Hmm… Ich sehe allein aufgrund des Texts den Gegensatz „Kommerz-Künstler“ < -> „idealer Künster“ nicht als das vorherrschende Thema. Luxushotel, Limousine und Diamanten sind schließlich ab einem gewissen Erfolg genausowenig freie Wahl wie das Musizieren für das Kleingeld von Passanten, wenn man nur das wirklich gut kann (oder damit immer noch besser verdient als mit Kellnern).
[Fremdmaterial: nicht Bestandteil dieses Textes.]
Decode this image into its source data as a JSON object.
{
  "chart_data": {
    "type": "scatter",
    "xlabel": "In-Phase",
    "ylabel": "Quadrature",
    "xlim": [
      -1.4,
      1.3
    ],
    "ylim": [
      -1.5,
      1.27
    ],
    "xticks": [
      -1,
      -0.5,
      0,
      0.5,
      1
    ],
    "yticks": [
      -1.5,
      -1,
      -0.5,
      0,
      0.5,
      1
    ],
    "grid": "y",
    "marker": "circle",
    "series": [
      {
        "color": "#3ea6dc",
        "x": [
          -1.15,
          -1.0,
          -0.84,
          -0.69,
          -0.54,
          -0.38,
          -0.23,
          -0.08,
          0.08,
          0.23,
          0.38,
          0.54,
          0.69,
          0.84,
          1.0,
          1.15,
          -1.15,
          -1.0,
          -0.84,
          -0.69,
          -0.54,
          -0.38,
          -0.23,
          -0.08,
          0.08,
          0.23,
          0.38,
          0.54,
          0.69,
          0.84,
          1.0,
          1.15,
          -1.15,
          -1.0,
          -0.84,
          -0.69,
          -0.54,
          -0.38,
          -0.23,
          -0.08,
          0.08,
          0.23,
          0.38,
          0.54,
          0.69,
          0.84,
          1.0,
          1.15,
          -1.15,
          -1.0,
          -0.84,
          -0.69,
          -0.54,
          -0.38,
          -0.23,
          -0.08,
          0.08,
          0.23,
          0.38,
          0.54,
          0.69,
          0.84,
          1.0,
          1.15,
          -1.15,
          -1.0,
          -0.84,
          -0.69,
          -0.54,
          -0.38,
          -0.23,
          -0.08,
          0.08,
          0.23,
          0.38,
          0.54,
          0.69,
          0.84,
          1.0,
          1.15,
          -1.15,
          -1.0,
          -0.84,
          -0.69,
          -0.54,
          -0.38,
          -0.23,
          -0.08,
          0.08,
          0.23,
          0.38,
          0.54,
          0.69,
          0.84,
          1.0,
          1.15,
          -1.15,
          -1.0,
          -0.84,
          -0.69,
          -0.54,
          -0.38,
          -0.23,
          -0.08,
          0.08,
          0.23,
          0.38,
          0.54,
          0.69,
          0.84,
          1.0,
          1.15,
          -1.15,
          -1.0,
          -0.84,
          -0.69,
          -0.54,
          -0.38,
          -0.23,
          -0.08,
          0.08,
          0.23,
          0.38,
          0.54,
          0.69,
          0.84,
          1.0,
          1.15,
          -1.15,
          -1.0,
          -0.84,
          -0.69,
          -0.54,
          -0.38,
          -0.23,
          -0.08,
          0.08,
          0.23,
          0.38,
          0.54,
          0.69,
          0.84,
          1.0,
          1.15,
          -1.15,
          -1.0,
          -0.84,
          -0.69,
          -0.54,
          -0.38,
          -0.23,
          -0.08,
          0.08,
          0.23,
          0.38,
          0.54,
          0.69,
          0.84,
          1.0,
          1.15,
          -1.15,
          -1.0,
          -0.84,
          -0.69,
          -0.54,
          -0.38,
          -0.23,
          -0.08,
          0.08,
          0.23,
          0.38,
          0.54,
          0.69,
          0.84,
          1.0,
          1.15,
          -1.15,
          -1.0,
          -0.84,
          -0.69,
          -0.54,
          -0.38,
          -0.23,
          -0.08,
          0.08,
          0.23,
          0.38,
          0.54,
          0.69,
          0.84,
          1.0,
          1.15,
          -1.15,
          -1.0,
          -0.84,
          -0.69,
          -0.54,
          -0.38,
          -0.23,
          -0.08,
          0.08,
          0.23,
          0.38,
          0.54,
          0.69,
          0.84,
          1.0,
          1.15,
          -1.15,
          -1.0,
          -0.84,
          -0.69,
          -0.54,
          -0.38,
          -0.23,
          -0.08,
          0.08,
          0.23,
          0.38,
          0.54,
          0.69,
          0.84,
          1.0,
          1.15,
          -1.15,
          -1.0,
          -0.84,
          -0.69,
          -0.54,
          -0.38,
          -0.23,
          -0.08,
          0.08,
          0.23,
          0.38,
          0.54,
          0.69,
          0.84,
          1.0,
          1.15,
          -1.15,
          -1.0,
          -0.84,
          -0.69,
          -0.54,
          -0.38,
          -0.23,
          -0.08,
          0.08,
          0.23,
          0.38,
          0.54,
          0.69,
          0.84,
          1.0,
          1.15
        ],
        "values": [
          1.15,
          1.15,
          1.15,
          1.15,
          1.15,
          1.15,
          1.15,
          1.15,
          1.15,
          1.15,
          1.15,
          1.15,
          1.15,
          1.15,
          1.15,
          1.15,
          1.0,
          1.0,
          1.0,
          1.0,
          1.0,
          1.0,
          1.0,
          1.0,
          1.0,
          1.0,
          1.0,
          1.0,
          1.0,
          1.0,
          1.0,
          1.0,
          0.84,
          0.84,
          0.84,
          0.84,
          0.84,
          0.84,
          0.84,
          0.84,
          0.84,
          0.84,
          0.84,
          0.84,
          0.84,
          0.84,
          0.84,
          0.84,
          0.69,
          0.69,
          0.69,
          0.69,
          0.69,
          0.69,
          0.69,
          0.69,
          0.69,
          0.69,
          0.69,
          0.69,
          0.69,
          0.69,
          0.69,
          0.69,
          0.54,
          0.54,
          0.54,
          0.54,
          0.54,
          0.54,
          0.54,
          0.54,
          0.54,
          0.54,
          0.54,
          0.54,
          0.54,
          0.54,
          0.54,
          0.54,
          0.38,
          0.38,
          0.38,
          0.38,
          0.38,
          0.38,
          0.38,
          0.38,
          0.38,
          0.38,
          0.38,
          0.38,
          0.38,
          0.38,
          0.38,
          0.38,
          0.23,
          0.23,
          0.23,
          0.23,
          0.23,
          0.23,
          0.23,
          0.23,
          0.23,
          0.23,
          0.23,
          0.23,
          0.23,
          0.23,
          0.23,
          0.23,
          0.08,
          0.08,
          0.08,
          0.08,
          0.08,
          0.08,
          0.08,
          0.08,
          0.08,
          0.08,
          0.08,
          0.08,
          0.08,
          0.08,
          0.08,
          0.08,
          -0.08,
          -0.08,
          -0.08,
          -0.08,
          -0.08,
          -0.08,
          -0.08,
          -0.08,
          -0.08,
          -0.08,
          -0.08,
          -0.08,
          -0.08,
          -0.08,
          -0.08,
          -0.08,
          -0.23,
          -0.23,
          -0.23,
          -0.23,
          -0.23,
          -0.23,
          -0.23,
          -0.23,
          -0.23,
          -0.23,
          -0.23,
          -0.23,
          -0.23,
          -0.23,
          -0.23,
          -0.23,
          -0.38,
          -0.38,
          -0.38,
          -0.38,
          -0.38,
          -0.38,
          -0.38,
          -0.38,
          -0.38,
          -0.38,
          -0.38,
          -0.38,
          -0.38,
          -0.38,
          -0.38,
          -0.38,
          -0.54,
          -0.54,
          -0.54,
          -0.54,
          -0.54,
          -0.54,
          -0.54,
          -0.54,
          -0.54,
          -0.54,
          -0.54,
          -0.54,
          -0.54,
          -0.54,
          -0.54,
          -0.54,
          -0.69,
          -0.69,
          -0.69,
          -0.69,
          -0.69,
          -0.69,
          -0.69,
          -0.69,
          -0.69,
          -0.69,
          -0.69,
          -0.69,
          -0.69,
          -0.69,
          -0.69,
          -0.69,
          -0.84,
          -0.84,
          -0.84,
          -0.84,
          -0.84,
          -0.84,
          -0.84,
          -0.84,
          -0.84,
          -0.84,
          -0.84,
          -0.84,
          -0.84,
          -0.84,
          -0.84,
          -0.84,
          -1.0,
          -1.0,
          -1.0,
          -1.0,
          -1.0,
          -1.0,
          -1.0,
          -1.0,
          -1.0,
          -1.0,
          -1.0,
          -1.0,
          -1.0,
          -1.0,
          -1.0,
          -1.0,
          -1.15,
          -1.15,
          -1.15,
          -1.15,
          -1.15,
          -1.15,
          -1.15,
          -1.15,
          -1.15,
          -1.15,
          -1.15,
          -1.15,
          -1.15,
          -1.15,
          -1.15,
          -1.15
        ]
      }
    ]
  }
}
In der zweiten Strophe geht es in ähnlicher Weise weiter. Zunächst besingt das lyrische ich das, was auf der eigenen Haben-Seite steht. Alles Dinge, die von Geld, Ruhm, Macht zeugen, also Produkten des Business. Kein Wort findet sich aber über die eigenen musikalischen Qualitäten, wohl aber der Hinweis, daß man ihre Musik kaufen kann. Dagegen steht wieder der Künstler, ohne Konzern im Rücken, aber mit musikalischer Qualität, die hier extra betont wird.

Das Fehlen des Hinweises auf die eigene Qualität sehe ich hier eher der Tatsache geschuldet, dass es als Selbstverständlichkeit vorausgesetzt wird. Dass sich das lyrische Ich als künstlerisch mindestens gleichwertig sieht geht für mich schon daraus hervor, dass „maybe put on a harmony“ ernsthaft erwogen wird. Das spricht m. E. nicht für mangelndes Vertrauen in die eigenen künstlerischen Qualitäten. Allerdings sehe ich in der Strophe auch wieder den Gegensatz, dass ab einem gewissen Erfolg manche Dinge eben einfach nicht mehr möglich sind, die für andere zwingend sind. Was passiert, wenn erfolgreiche Künstler versuchen, überraschend und „einfach so“ aufzutreten (und das dass nicht so einfach ohne „Nebenwirkungen“ funktioniert) kann man ja z. B. am Beatles-Rooftop-Concert sehen.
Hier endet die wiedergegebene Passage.